Watch more Warner Bros. Discovery lays out future plans
Now that the worst of the pandemic is hopefully behind us, there will be time for broadcasters to review what worked well – and what requires further refinement. Media organisations in general “made the best of what were really tough conditions”, says Duvall, adding that the challenge now is “how best to use the [new operational models] in everyday production and business”.
Sports is historically an early adopter and important testing ground of new technologies, and Duvall clearly doesn’t expect that to change. But he does suggest that there are challenges specific to sports that remain to be resolved – principal among them being how best to accommodate the ever-increasing demand for more content to be extracted from major tournaments and events.

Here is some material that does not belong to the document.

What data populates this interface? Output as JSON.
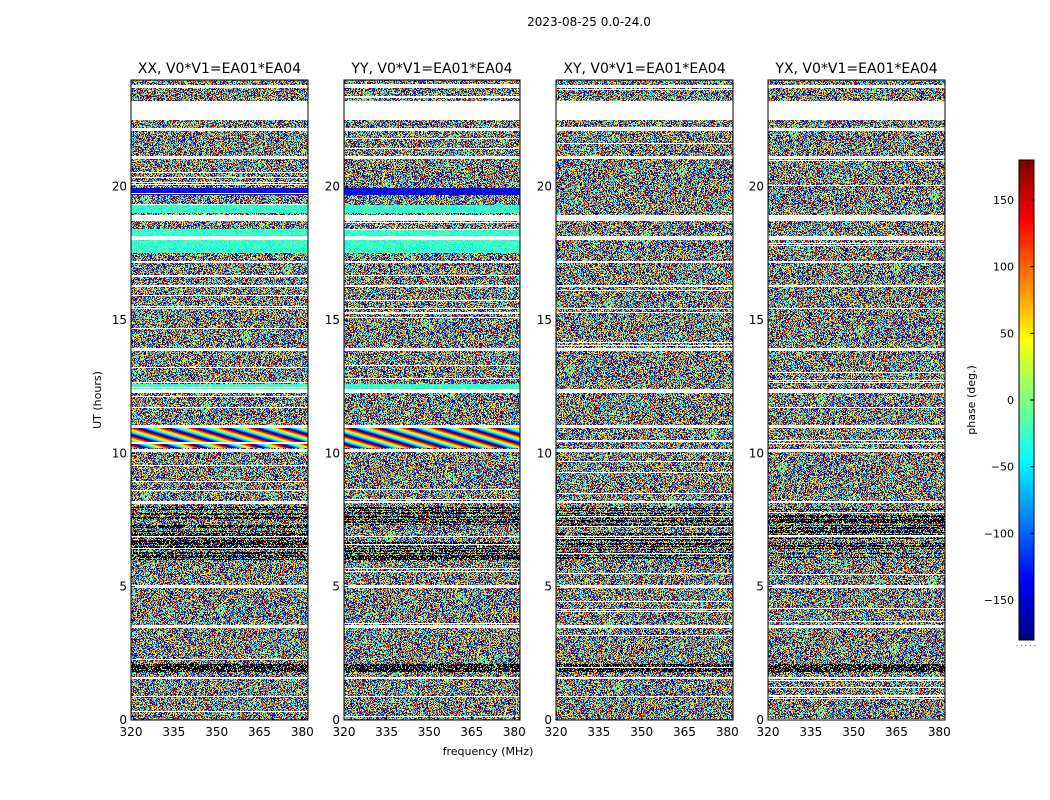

As he notes, “you can’t throw a platform with people attached at every single second of a match or tournament. You have to figure out how to tier that and how technology can solve [those challenges].” Increasingly, a model is emerging where “you might have six or eight people” working on the most significant event of the day, down to “one or no people” with full automation on those elements that are “more of a pass-through experience for the consumer. [So the biggest issue is] how to do this in a way that is scalable, predictable and easily operated? There is no ‘one size fits all’ with this sort of production anymore.”
‘Creating the unexpected’
Duvall also discusses automation in the context of content discovery – an issue that is bound to be a priority for WBD as the much-publicised merger of the HBO Max and Discovery Plus streaming services progresses:
One of the largest challenges is to get the right content in front of the customer, and make sure that they have a tailored and personalised experience. I do think that we have great capabilities [in that respect], but there’s always room for improvement.”
HBO Max’s expertise in introducing viewers to a broad base of content is likely to be influential here. “HBO Max does create the unexpected and [encourages subscribers] to break out of genres,” he says. “So I think you will see a balance between the machine-generated recommendations and feeding those unexpected moments that can get you to break out of your comfort zone and potentially find something else that you will love.”
As the time with Duvall draws to a close, the conversation touches briefly on several other topics – including the unlikelihood of another large-scale resurgence of 3D (“I don’t see there being a lot of appetite from the display manufacturers”) to the outlook for 8K (“it’s a valid technology for some production use cases in particular”). But we conclude on WBD’s consolidation and content plans for the year ahead.
“I think that in early 2023 you will see the consolidation of our technology stacks as well as delivery of operational efficiencies to customers, so for instance they aren’t getting separate billing [for different services],” he says, adding that this process is likely to impact the US then Latin America, followed by other territories. Content-wise, “you would have to say that House of the Dragon is the dominant content story right now, although it’s never too early to think about the next Olympics in 2024! Then we are getting very excited about the DC film slate that is primed and ready to launch in the second half [of 2023]. Those are the big marquee moments that are being focused on right now.”